Mozzarella with tomatoes. You’d have to be brain-dead to say no to that. But mozzarella with swordfish? One of the big shocks of my Italian culinary life was visiting Sicily and seeing how often they pair fish with cheese, something I was brought up to consider bad manners. I discovered in Palermo that a sprinkling of pecorino on baked tuna is a wonderful thing. Spaghetti with shrimp and tomatoes and a little aged caciocavallo, that tasted just fine, too. I also noticed that cheese, along with bread crumbs, herbs, and maybe pine nuts and raisins, makes a wonderful filling for stuffed sardines.
Somehow I was thinking recently that the meatiness of swordfish, a popular fish in Sicily, and the plushness of mozzarella would produce a pleasant match. And they did. I tell you, it was really good.
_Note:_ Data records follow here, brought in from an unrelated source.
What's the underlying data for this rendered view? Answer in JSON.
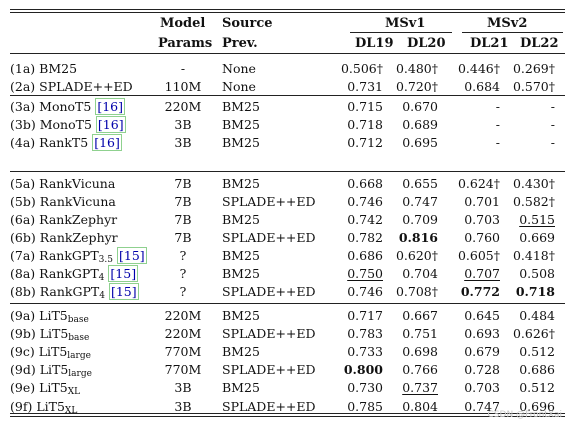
{
  "header": {
    "model_l1": "Model",
    "model_l2": "Params",
    "source_l1": "Source",
    "source_l2": "Prev.",
    "msv1": "MSv1",
    "msv2": "MSv2",
    "dl19": "DL19",
    "dl20": "DL20",
    "dl21": "DL21",
    "dl22": "DL22"
  },
  "rows": [
    {
      "id": "(1a)",
      "name": "BM25",
      "sub": "",
      "cite": "",
      "params": "-",
      "src": "None",
      "v": [
        "0.506†",
        "0.480†",
        "0.446†",
        "0.269†"
      ],
      "bold": [],
      "ul": [],
      "group": 0
    },
    {
      "id": "(2a)",
      "name": "SPLADE++ED",
      "sub": "",
      "cite": "",
      "params": "110M",
      "src": "None",
      "v": [
        "0.731",
        "0.720†",
        "0.684",
        "0.570†"
      ],
      "bold": [],
      "ul": [],
      "group": 0
    },
    {
      "id": "(3a)",
      "name": "MonoT5",
      "sub": "",
      "cite": "16",
      "params": "220M",
      "src": "BM25",
      "v": [
        "0.715",
        "0.670",
        "-",
        "-"
      ],
      "bold": [],
      "ul": [],
      "group": 1
    },
    {
      "id": "(3b)",
      "name": "MonoT5",
      "sub": "",
      "cite": "16",
      "params": "3B",
      "src": "BM25",
      "v": [
        "0.718",
        "0.689",
        "-",
        "-"
      ],
      "bold": [],
      "ul": [],
      "group": 1
    },
    {
      "id": "(4a)",
      "name": "RankT5",
      "sub": "",
      "cite": "16",
      "params": "3B",
      "src": "BM25",
      "v": [
        "0.712",
        "0.695",
        "-",
        "-"
      ],
      "bold": [],
      "ul": [],
      "group": 1
    },
    {
      "id": "(5a)",
      "name": "RankVicuna",
      "sub": "",
      "cite": "",
      "params": "7B",
      "src": "BM25",
      "v": [
        "0.668",
        "0.655",
        "0.624†",
        "0.430†"
      ],
      "bold": [],
      "ul": [],
      "group": 2
    },
    {
      "id": "(5b)",
      "name": "RankVicuna",
      "sub": "",
      "cite": "",
      "params": "7B",
      "src": "SPLADE++ED",
      "v": [
        "0.746",
        "0.747",
        "0.701",
        "0.582†"
      ],
      "bold": [],
      "ul": [],
      "group": 2
    },
    {
      "id": "(6a)",
      "name": "RankZephyr",
      "sub": "",
      "cite": "",
      "params": "7B",
      "src": "BM25",
      "v": [
        "0.742",
        "0.709",
        "0.703",
        "0.515"
      ],
      "bold": [],
      "ul": [
        3
      ],
      "group": 2
    },
    {
      "id": "(6b)",
      "name": "RankZephyr",
      "sub": "",
      "cite": "",
      "params": "7B",
      "src": "SPLADE++ED",
      "v": [
        "0.782",
        "0.816",
        "0.760",
        "0.669"
      ],
      "bold": [
        1
      ],
      "ul": [],
      "group": 2
    },
    {
      "id": "(7a)",
      "name": "RankGPT",
      "sub": "3.5",
      "cite": "15",
      "params": "?",
      "src": "BM25",
      "v": [
        "0.686",
        "0.620†",
        "0.605†",
        "0.418†"
      ],
      "bold": [],
      "ul": [],
      "group": 2
    },
    {
      "id": "(8a)",
      "name": "RankGPT",
      "sub": "4",
      "cite": "15",
      "params": "?",
      "src": "BM25",
      "v": [
        "0.750",
        "0.704",
        "0.707",
        "0.508"
      ],
      "bold": [],
      "ul": [
        0,
        2
      ],
      "group": 2
    },
    {
      "id": "(8b)",
      "name": "RankGPT",
      "sub": "4",
      "cite": "15",
      "params": "?",
      "src": "SPLADE++ED",
      "v": [
        "0.746",
        "0.708†",
        "0.772",
        "0.718"
      ],
      "bold": [
        2,
        3
      ],
      "ul": [],
      "group": 2
    },
    {
      "id": "(9a)",
      "name": "LiT5",
      "sub": "base",
      "cite": "",
      "params": "220M",
      "src": "BM25",
      "v": [
        "0.717",
        "0.667",
        "0.645",
        "0.484"
      ],
      "bold": [],
      "ul": [],
      "group": 3
    },
    {
      "id": "(9b)",
      "name": "LiT5",
      "sub": "base",
      "cite": "",
      "params": "220M",
      "src": "SPLADE++ED",
      "v": [
        "0.783",
        "0.751",
        "0.693",
        "0.626†"
      ],
      "bold": [],
      "ul": [],
      "group": 3
    },
    {
      "id": "(9c)",
      "name": "LiT5",
      "sub": "large",
      "cite": "",
      "params": "770M",
      "src": "BM25",
      "v": [
        "0.733",
        "0.698",
        "0.679",
        "0.512"
      ],
      "bold": [],
      "ul": [],
      "group": 3
    },
    {
      "id": "(9d)",
      "name": "LiT5",
      "sub": "large",
      "cite": "",
      "params": "770M",
      "src": "SPLADE++ED",
      "v": [
        "0.800",
        "0.766",
        "0.728",
        "0.686"
      ],
      "bold": [
        0
      ],
      "ul": [],
      "group": 3
    },
    {
      "id": "(9e)",
      "name": "LiT5",
      "sub": "XL",
      "cite": "",
      "params": "3B",
      "src": "BM25",
      "v": [
        "0.730",
        "0.737",
        "0.703",
        "0.512"
      ],
      "bold": [],
      "ul": [
        1
      ],
      "group": 3
    },
    {
      "id": "(9f)",
      "name": "LiT5",
      "sub": "XL",
      "cite": "",
      "params": "3B",
      "src": "SPLADE++ED",
      "v": [
        "0.785",
        "0.804",
        "0.747",
        "0.696"
      ],
      "bold": [],
      "ul": [],
      "group": 3
    }
  ],
  "watermark": "CSDN @FrontXai"
}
Swordfish with salmoriglio sauce is a Palermo classic. The sauce is so simple yet has such intense flavor, you won’t believe it. Just herbs, your best olive oil, lemon, and a touch of garlic. There are cooked and uncooked versions. For summer, I like it cool and fresh. It’s used on meat and fish, but it’s also great on mozzarella, so I suppose that’s how the connection found its way into my head. This is a piatto unico, a meal on a plate. You’ll want the salmoriglio to spill off the fish so a little works its way onto the salad. All the flavors should blend. Since these flavors are distinct, the blend will be a vibrant one. Sicilian food is like that, even when improvised.
So here’s another low-carb Mediterranean offering for you pleasure-seeking dieters. Ditch the bread, but go for a glass of good Italian rosato.
Seared Swordfish with Salmoriglio and a Tomato, Mozzarella, and Celery Leaf Salad
For the salmoriglio:
½ cup extra-virgin olive oil
The juice from half a large lemon
1 summer garlic clove, minced
About 6 sprigs each fresh marjoram and oregano, the leaves chopped
For the salad:
8 summer cherry tomatoes, cut in half and drained for about ½ hour
½ pound not-too-soft mozzarella, cut into medium cubes
½ cup celery leaves, left whole
A few thin slices red shallot
3 sprigs marjoram, the leaves left whole
Extra-virgin olive oil
A drizzle of lemon juice
A palmful of baby arugula
2 thick slices, about ½ pound each, swordfish steak
A drizzle of extra-virgin olive oil
In a small bowl, mix all the ingredients for the salmoriglio together. Set aside. This should be made about ½ hour before serving, but not much longer or the herbs will lose their freshness.
In a large bowl, combine all the ingredients for the salad except the arugula, and give them a toss.
Put a heavy-bottomed skillet (cast iron will work well) over medium-high flame. Season the swordfish with salt and black pepper, and coat each side with a little olive oil.
When the skillet is hot, add the swordfish and sear, without moving the pieces around, until the bottoms are nicely browned and the fish moves easily in the skillet. Give them a flip, and brown the other side. The entire cooking time shouldn’t be more than about 4 to 5 minutes, depending on the thickness of the fish. You’ll want to keep the center a bit underdone, since swordfish can easily become dry.
Place the fish on two dinner plates. Put a little mound of arugula next to the fish. Divide the salad up onto the arugula. Drizzle the salmoriglio over the fish. Serve right away.